A sun-like star in our solar system's backyard may host five planets, including one perhaps capable of supporting life as we know it, a new study reports.
Astronomers have detected five possible alien planets circling the star Tau Ceti, which is less than 12 light-years from Earth — a mere stone's throw in the cosmic scheme of things. One of the newfound worlds appears to orbit in Tau Ceti's habitable zone, a range of distances from a star where liquid water can exist on a planet's surface.
With a minimum mass just 4.3 times that of Earth, this potential planet would be the smallest yet found in the habitable zone of a sun-like star if it's confirmed, researchers said.

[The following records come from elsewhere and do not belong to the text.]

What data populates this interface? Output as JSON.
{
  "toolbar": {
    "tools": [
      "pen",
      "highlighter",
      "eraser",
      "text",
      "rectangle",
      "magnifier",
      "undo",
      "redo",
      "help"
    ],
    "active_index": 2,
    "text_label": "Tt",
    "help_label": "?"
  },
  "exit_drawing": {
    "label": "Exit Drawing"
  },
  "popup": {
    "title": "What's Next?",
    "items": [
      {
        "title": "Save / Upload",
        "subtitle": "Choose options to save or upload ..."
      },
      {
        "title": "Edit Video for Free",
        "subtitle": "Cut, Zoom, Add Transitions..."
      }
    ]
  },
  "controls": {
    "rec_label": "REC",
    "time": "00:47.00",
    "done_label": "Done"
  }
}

"This discovery is in keeping with our emerging view that virtually every star has planets, and that the galaxy must have many such potentially habitable Earth-sized planets," study co-author Steve Vogt, of the University of California, Santa Cruz, said in a statement. "They are everywhere, even right next door."
The five planet candidates are all relatively small, with minimum masses ranging from 2 to 6.6 times that of Earth. The possibly habitable world, which completes one lap around Tau Ceti every 168 days, is unlikely to be a rocky planet like Earth, researchers said.

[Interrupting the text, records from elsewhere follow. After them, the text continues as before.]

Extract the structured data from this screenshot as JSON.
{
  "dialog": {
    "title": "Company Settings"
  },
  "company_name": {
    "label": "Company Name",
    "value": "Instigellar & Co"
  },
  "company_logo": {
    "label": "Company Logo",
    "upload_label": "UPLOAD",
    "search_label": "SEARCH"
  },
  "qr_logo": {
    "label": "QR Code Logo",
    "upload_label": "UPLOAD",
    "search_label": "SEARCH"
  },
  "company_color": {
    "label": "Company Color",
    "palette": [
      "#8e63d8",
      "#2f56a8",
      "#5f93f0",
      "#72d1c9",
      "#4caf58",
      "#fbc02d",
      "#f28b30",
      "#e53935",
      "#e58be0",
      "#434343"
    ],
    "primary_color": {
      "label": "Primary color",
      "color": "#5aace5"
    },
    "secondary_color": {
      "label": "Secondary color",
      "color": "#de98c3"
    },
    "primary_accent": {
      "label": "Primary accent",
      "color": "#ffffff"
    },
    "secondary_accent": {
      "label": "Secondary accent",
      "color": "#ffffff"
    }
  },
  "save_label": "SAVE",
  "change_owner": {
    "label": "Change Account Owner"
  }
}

"It is impossible to tell the composition, but I do not consider this particular planet to be very likely to have a rocky surface," lead author Mikko Tuomi, of the University of Hertfordshire in England, told SPACE.com via email. "It might be a 'water world,' but at the moment it's anybody's guess."

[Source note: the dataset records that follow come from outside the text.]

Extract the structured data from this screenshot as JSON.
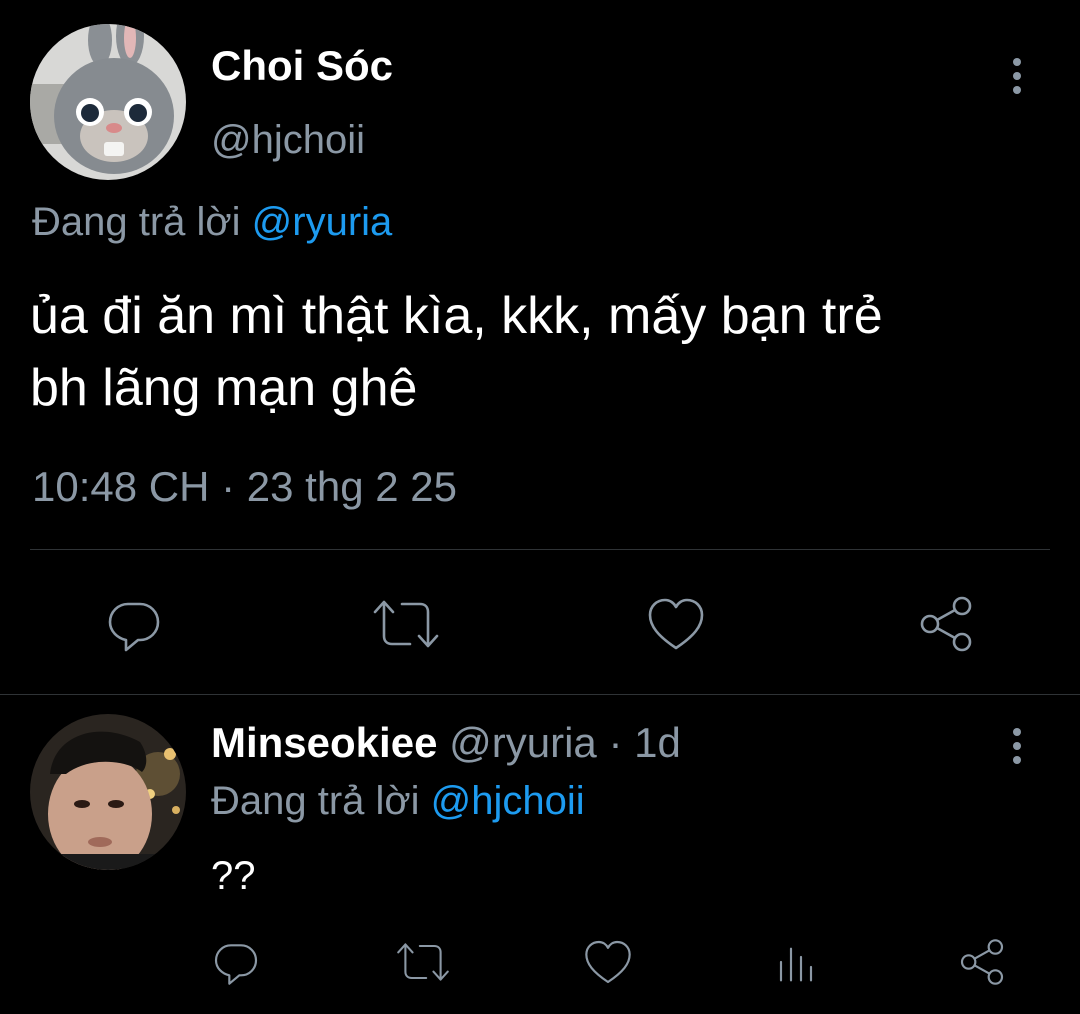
{
  "main_tweet": {
    "display_name": "Choi Sóc",
    "handle": "@hjchoii",
    "reply_prefix": "Đang trả lời",
    "reply_to": "@ryuria",
    "text_line1": "ủa đi ăn mì thật kìa, kkk, mấy bạn trẻ",
    "text_line2": "bh lãng mạn ghê",
    "time": "10:48 CH",
    "separator": "·",
    "date": "23 thg 2 25",
    "avatar_icon": "bunny-mascot-avatar",
    "actions": [
      "reply-icon",
      "retweet-icon",
      "like-icon",
      "share-icon"
    ]
  },
  "reply_tweet": {
    "display_name": "Minseokiee",
    "handle": "@ryuria",
    "separator": "·",
    "age": "1d",
    "reply_prefix": "Đang trả lời",
    "reply_to": "@hjchoii",
    "text": "??",
    "avatar_icon": "person-photo-avatar",
    "actions": [
      "reply-icon",
      "retweet-icon",
      "like-icon",
      "analytics-icon",
      "share-icon"
    ]
  },
  "colors": {
    "background": "#000000",
    "text": "#ffffff",
    "muted": "#8b98a5",
    "link": "#1d9bf0",
    "divider": "#2f3336"
  }
}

Spotting signals in the noise
Tau Ceti is slightly smaller and less luminous than our sun. It lies 11.9 light-years away in the constellation Cetus (the Whale) and is visible with the naked eye in the night sky. Because of its proximity and sun-like nature, Tau Ceti has featured prominently in science fiction over the years.
Astronomers have searched for exoplanets around Tau Ceti before and turned up nothing. But in the new study, researchers were able to pull five possible planetary signals out from under a mountain of noise.
Tuomi and his team re-analyzed 6,000 observations of Tau Ceti made by three different spectrographs, instruments that allow researchers to detect the tiny gravitational wobbles orbiting planets induce in their parent stars.
The three instruments are the High Accuracy Radial velocity Planet Searcher (HARPS), on the European Southern Observatory's 3.6-meter telescope in La Silla, Chile; the University College London Echelle Spectrograph (UCLES) on the Anglo-Australian Telescope in Siding Spring, Australia; and the High Resolution Echelle Spectrometer, or HIRES, on the 10-meter Keck telescope atop Mauna Kea in Hawaii.
Using new analysis and modeling techniques, the team spotted the five faint signals, successfully separating them from noise caused by stellar activity and other factors.
"We pioneered new data modeling techniques by adding artificial signals to the data and testing our recovery of the signals with a variety of different approaches," Tuomi said in statement. "This significantly improved our noise modeling techniques and increased our ability to find low-mass planets."
The new analysis methods should aid the search for small planets, allowing more and more of them to be spotted throughout the galaxy, researchers said.
A nearby planetary system?
The five planets remain candidates at this point and will not become official discoveries until they're confirmed by further analysis or observations. And that's not a sure thing, researchers said.
"I am very confident that the three shortest periodicities are really there, but I cannot be that sure whether they are of planetary origin or some artifacts of insufficient noise modelling or stellar activity and/or magnetic cycles at this stage," Tuomi said, referring to the potential planets with orbital periods of 14, 35 and 94 days (compared to 168 days for the habitable zone candidate and 640 days for the most distantly orbiting world).
"The situation is even worse for the possible habitable zone candidate, because the very existence of that signal is uncertain, yet according to our detection criteria the signal is there and we cannot rule out the possibility that it indeed is of planetary origin," he added. "But we don't know what else it could be, either."
If the Tau Ceti planets do indeed exist, their proximity would make them prime targets for future instruments to study, researchers said.
"Tau Ceti is one of our nearest cosmic neighbors and so bright that we may be able to study the atmospheres of these planets in the not-too-distant future," James Jenkins, of the Universidad de Chile and the University of Hertfordshire, said in a statement. "Planetary systems found around nearby stars close to our sun indicate that these systems are common in our Milky Way galaxy."
If confirmed, the Tau Ceti planets would not be the closest exoplanets to Earth. That title still goes to Alpha Centauri Bb, a roasting-hot, rocky world recently spotted just 4.3 light-years away, in the closest star system to our own.
The new study has been accepted for publication in the journal Astronomy & Astrophysics.